Kubo S, Nishioka A, Nishimura H, Takatsu T
Jpn Circ J. 1981 Jan;45(1):39-47. doi: 10.1253/jcj.45.39.
Prompt and exaggerated natriuresis and diuresis were seen one to two hours after the starting of an infusion of 300 ml of 3% saline for one hour in patients with essential hypertension on a high sodium chloride intake. There were no significant differences in urinary volume and sodium excretion after the saline load in patients with normal and low plasma renin activity. The inhibition of angiotensin converting enzyme with SQ 14225 in patients with normal plasma renin activity did not produce additional natriuresis and diuresis after the saline load. Mean arterial blood pressure and/or changes in mean arterial blood pressure after the saline load showed a positive correlation with urinary volume and sodium excretion in each collection period in hypertensive subjects. Free water reabsorption in hypertensives was lower at high levels of osmolar clearance than that in control subjects. These results suggest that "exaggerated natriuresis" in essential hypertension is due to a decrease in tubular sodium reabsorption, which may be the result of intrarenal hemodynamic changes related to high blood pressure per se. The decreased medullary osmolar gradient is a possible contributing factor in the enhanced sodium and water excretion, while the renin-angiotensin-aldosterone system does not seem to play an important role.
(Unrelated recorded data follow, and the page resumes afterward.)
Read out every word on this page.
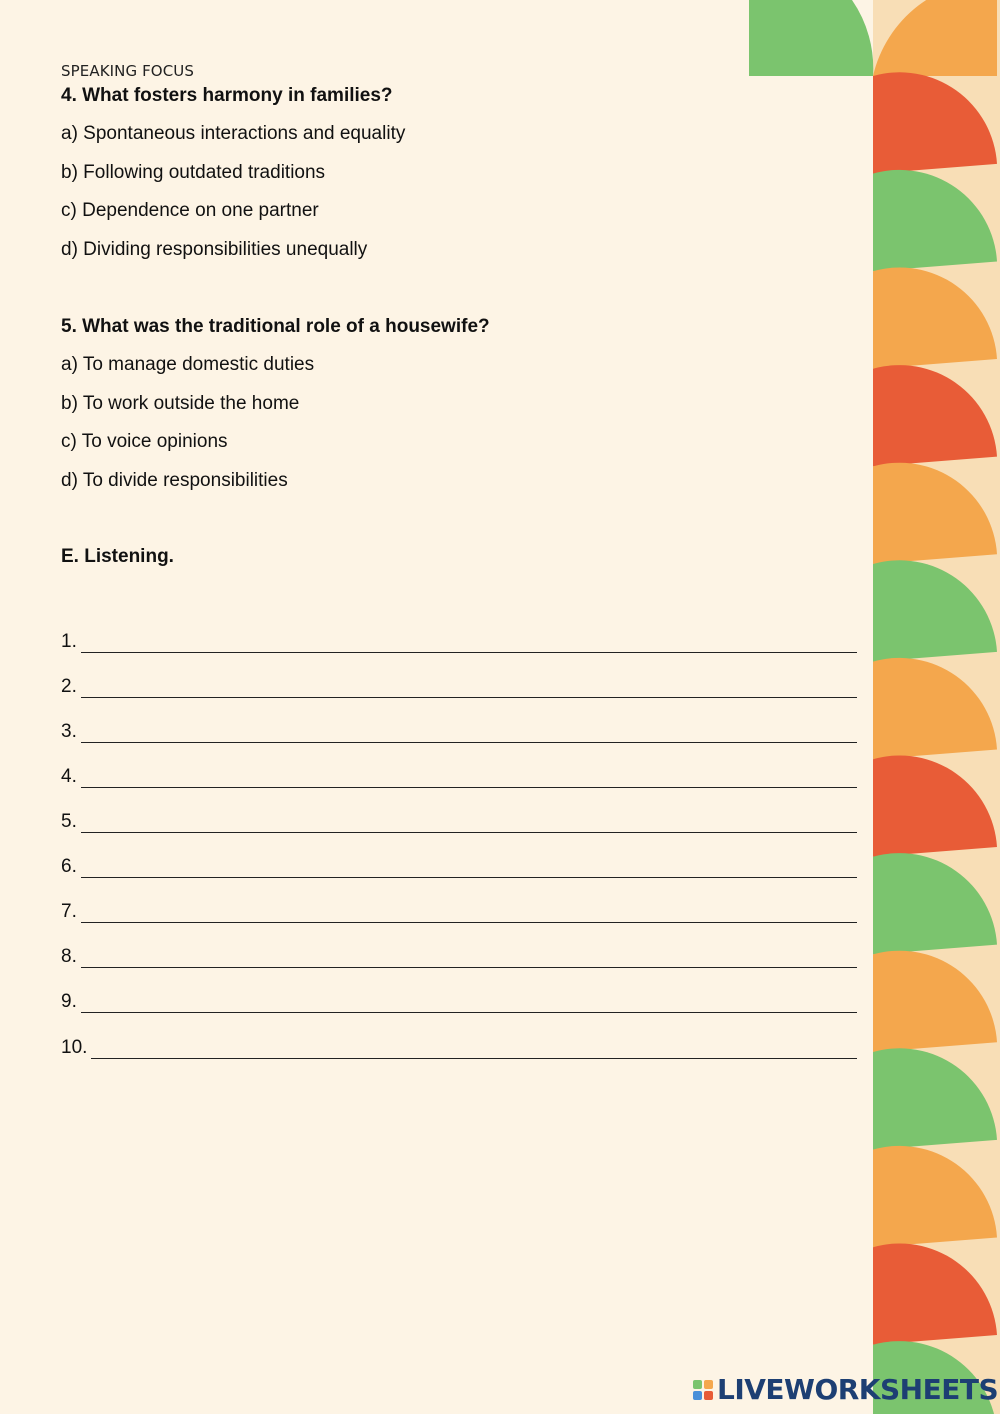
SPEAKING FOCUS
4. What fosters harmony in families?
a) Spontaneous interactions and equality
b) Following outdated traditions
c) Dependence on one partner
d) Dividing responsibilities unequally
5. What was the traditional role of a housewife?
a) To manage domestic duties
b) To work outside the home
c) To voice opinions
d) To divide responsibilities
E. Listening.
1.
2.
3.
4.
5.
6.
7.
8.
9.
10.
LIVEWORKSHEETS
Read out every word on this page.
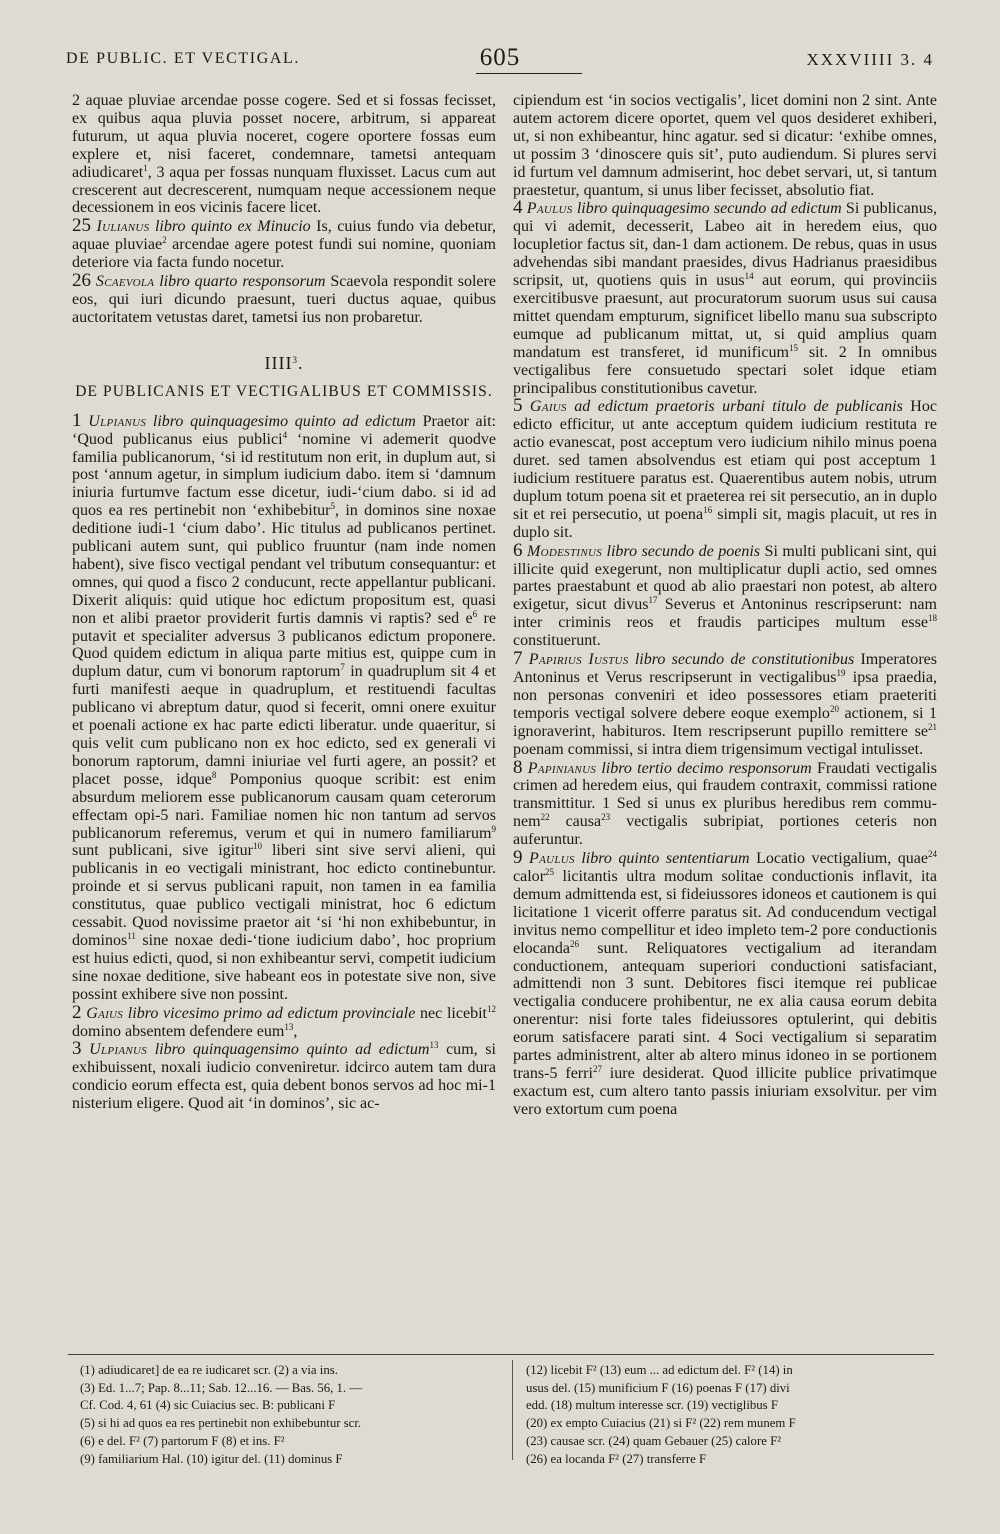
DE PUBLIC. ET VECTIGAL.	605	XXXVIIII 3. 4

2 aquae pluviae arcendae posse cogere. Sed et si fossas fecisset, ex quibus aqua pluvia posset nocere, arbitrum, si appareat futurum, ut aqua pluvia noceret, cogere oportere fossas eum explere et, nisi faceret, condemnare, tametsi antequam adiudicaret$^1$, 3 aqua per fossas nunquam fluxisset. Lacus cum aut crescerent aut decrescerent, numquam neque accessionem neque decessionem in eos vicinis facere licet.

25 Iulianus libro quinto ex Minucio Is, cuius fundo via debetur, aquae pluviae$^2$ arcendae agere potest fundi sui nomine, quoniam deteriore via facta fundo nocetur.

26 Scaevola libro quarto responsorum Scaevola respondit solere eos, qui iuri dicundo praesunt, tueri ductus aquae, quibus auctoritatem vetustas daret, tametsi ius non probaretur.

IIII$^3$.

DE PUBLICANIS ET VECTIGALIBUS ET COMMISSIS.

1 Ulpianus libro quinquagesimo quinto ad edictum Praetor ait: ‘Quod publicanus eius publici$^4$ ‘nomine vi ademerit quodve familia publicanorum, ‘si id restitutum non erit, in duplum aut, si post ‘annum agetur, in simplum iudicium dabo. item si ‘damnum iniuria furtumve factum esse dicetur, iudi-‘cium dabo. si id ad quos ea res pertinebit non ‘exhibebitur$^5$, in dominos sine noxae deditione iudi-1 ‘cium dabo’. Hic titulus ad publicanos pertinet. publicani autem sunt, qui publico fruuntur (nam inde nomen habent), sive fisco vectigal pendant vel tributum consequantur: et omnes, qui quod a fisco 2 conducunt, recte appellantur publicani. Dixerit aliquis: quid utique hoc edictum propositum est, quasi non et alibi praetor providerit furtis damnis vi raptis? sed $e^6$ re putavit et specialiter adversus 3 publicanos edictum proponere. Quod quidem edictum in aliqua parte mitius est, quippe cum in duplum datur, cum vi bonorum raptorum$^7$ in quadruplum sit 4 et furti manifesti aeque in quadruplum, et restituendi facultas publicano vi abreptum datur, quod si fecerit, omni onere exuitur et poenali actione ex hac parte edicti liberatur. unde quaeritur, si quis velit cum publicano non ex hoc edicto, sed ex generali vi bonorum raptorum, damni iniuriae vel furti agere, an possit? et placet posse, idque$^8$ Pomponius quoque scribit: est enim absurdum meliorem esse publicanorum causam quam ceterorum effectam opi-5 nari. Familiae nomen hic non tantum ad servos publicanorum referemus, verum et qui in numero familiarum$^9$ sunt publicani, sive igitur$^{10}$ liberi sint sive servi alieni, qui publicanis in eo vectigali ministrant, hoc edicto continebuntur. proinde et si servus publicani rapuit, non tamen in ea familia constitutus, quae publico vectigali ministrat, hoc 6 edictum cessabit. Quod novissime praetor ait ‘si ‘hi non exhibebuntur, in dominos$^{11}$ sine noxae dedi-‘tione iudicium dabo’, hoc proprium est huius edicti, quod, si non exhibeantur servi, competit iudicium sine noxae deditione, sive habeant eos in potestate sive non, sive possint exhibere sive non possint.

2 Gaius libro vicesimo primo ad edictum provinciale nec licebit$^{12}$ domino absentem defendere eum$^{13}$,

3 Ulpianus libro quinquagensimo quinto ad edictum$^{13}$ cum, si exhibuissent, noxali iudicio conveniretur. idcirco autem tam dura condicio eorum effecta est, quia debent bonos servos ad hoc mi-1 nisterium eligere. Quod ait ‘in dominos’, sic ac-

cipiendum est ‘in socios vectigalis’, licet domini non 2 sint. Ante autem actorem dicere oportet, quem vel quos desideret exhiberi, ut, si non exhibeantur, hinc agatur. sed si dicatur: ‘exhibe omnes, ut possim 3 ‘dinoscere quis sit’, puto audiendum. Si plures servi id furtum vel damnum admiserint, hoc debet servari, ut, si tantum praestetur, quantum, si unus liber fecisset, absolutio fiat.

4 Paulus libro quinquagesimo secundo ad edictum Si publicanus, qui vi ademit, decesserit, Labeo ait in heredem eius, quo locupletior factus sit, dan-1 dam actionem. De rebus, quas in usus advehendas sibi mandant praesides, divus Hadrianus praesidibus scripsit, ut, quotiens quis in usus$^{14}$ aut eorum, qui provinciis exercitibusve praesunt, aut procuratorum suorum usus sui causa mittet quendam empturum, significet libello manu sua subscripto eumque ad publicanum mittat, ut, si quid amplius quam mandatum est transferet, id munificum$^{15}$ sit. 2 In omnibus vectigalibus fere consuetudo spectari solet idque etiam principalibus constitutionibus cavetur.

5 Gaius ad edictum praetoris urbani titulo de publicanis Hoc edicto efficitur, ut ante acceptum quidem iudicium restituta re actio evanescat, post acceptum vero iudicium nihilo minus poena duret. sed tamen absolvendus est etiam qui post acceptum 1 iudicium restituere paratus est. Quaerentibus autem nobis, utrum duplum totum poena sit et praeterea rei sit persecutio, an in duplo sit et rei persecutio, ut poena$^{16}$ simpli sit, magis placuit, ut res in duplo sit.

6 Modestinus libro secundo de poenis Si multi publicani sint, qui illicite quid exegerunt, non multiplicatur dupli actio, sed omnes partes praestabunt et quod ab alio praestari non potest, ab altero exigetur, sicut divus$^{17}$ Severus et Antoninus rescripserunt: nam inter criminis reos et fraudis participes multum esse$^{18}$ constituerunt.

7 Papirius Iustus libro secundo de constitutionibus Imperatores Antoninus et Verus rescripserunt in vectigalibus$^{19}$ ipsa praedia, non personas conveniri et ideo possessores etiam praeteriti temporis vectigal solvere debere eoque exemplo$^{20}$ actionem, si 1 ignoraverint, habituros. Item rescripserunt pupillo remittere $se^{21}$ poenam commissi, si intra diem trigensimum vectigal intulisset.

8 Papinianus libro tertio decimo responsorum Fraudati vectigalis crimen ad heredem eius, qui fraudem contraxit, commissi ratione transmittitur. 1 Sed si unus ex pluribus heredibus rem commu-nem$^{22}$ causa$^{23}$ vectigalis subripiat, portiones ceteris non auferuntur.

9 Paulus libro quinto sententiarum Locatio vectigalium, quae$^{24}$ calor$^{25}$ licitantis ultra modum solitae conductionis inflavit, ita demum admittenda est, si fideiussores idoneos et cautionem is qui licitatione 1 vicerit offerre paratus sit. Ad conducendum vectigal invitus nemo compellitur et ideo impleto tem-2 pore conductionis elocanda$^{26}$ sunt. Reliquatores vectigalium ad iterandam conductionem, antequam superiori conductioni satisfaciant, admittendi non 3 sunt. Debitores fisci itemque rei publicae vectigalia conducere prohibentur, ne ex alia causa eorum debita onerentur: nisi forte tales fideiussores optulerint, qui debitis eorum satisfacere parati sint. 4 Soci vectigalium si separatim partes administrent, alter ab altero minus idoneo in se portionem trans-5 ferri$^{27}$ iure desiderat. Quod illicite publice privatimque exactum est, cum altero tanto passis iniuriam exsolvitur. per vim vero extortum cum poena

(1) adiudicaret] de ea re iudicaret scr. (2) a via ins.

(3) Ed. 1...7; Pap. 8...11; Sab. 12...16. — Bas. 56, 1. —

Cf. Cod. 4, 61 (4) sic Cuiacius sec. B: publicani F

(5) si hi ad quos ea res pertinebit non exhibebuntur scr.

(6) e del. F² (7) partorum F (8) et ins. F²

(9) familiarium Hal. (10) igitur del. (11) dominus F

(12) licebit F² (13) eum ... ad edictum del. F² (14) in

usus del. (15) munificium F (16) poenas F (17) divi

edd. (18) multum interesse scr. (19) vectiglibus F

(20) ex empto Cuiacius (21) si F² (22) rem munem F

(23) causae scr. (24) quam Gebauer (25) calore F²

(26) ea locanda F² (27) transferre F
在高氯化钠摄入的原发性高血压患者中,静脉输注300ml 3%盐水1小时后,1至2小时内可观察到迅速且显著的利钠和利尿现象。血浆肾素活性正常和较低的患者在盐水负荷后,尿量和钠排泄量无显著差异。在血浆肾素活性正常的患者中,使用SQ 14225抑制血管紧张素转换酶,在盐水负荷后并未产生额外的利钠和利尿作用。高血压受试者在每个收集期内,盐水负荷后的平均动脉血压和/或平均动脉血压变化与尿量和钠排泄呈正相关。高血压患者在高渗透清除率水平下的自由水重吸收低于对照组。这些结果表明,原发性高血压中的“过度利钠”是由于肾小管钠重吸收减少所致,这可能是与高血压本身相关的肾内血流动力学变化的结果。髓质渗透梯度降低可能是钠和水排泄增加的一个促成因素,而肾素-血管紧张素-醛固酮系统似乎并不起重要作用。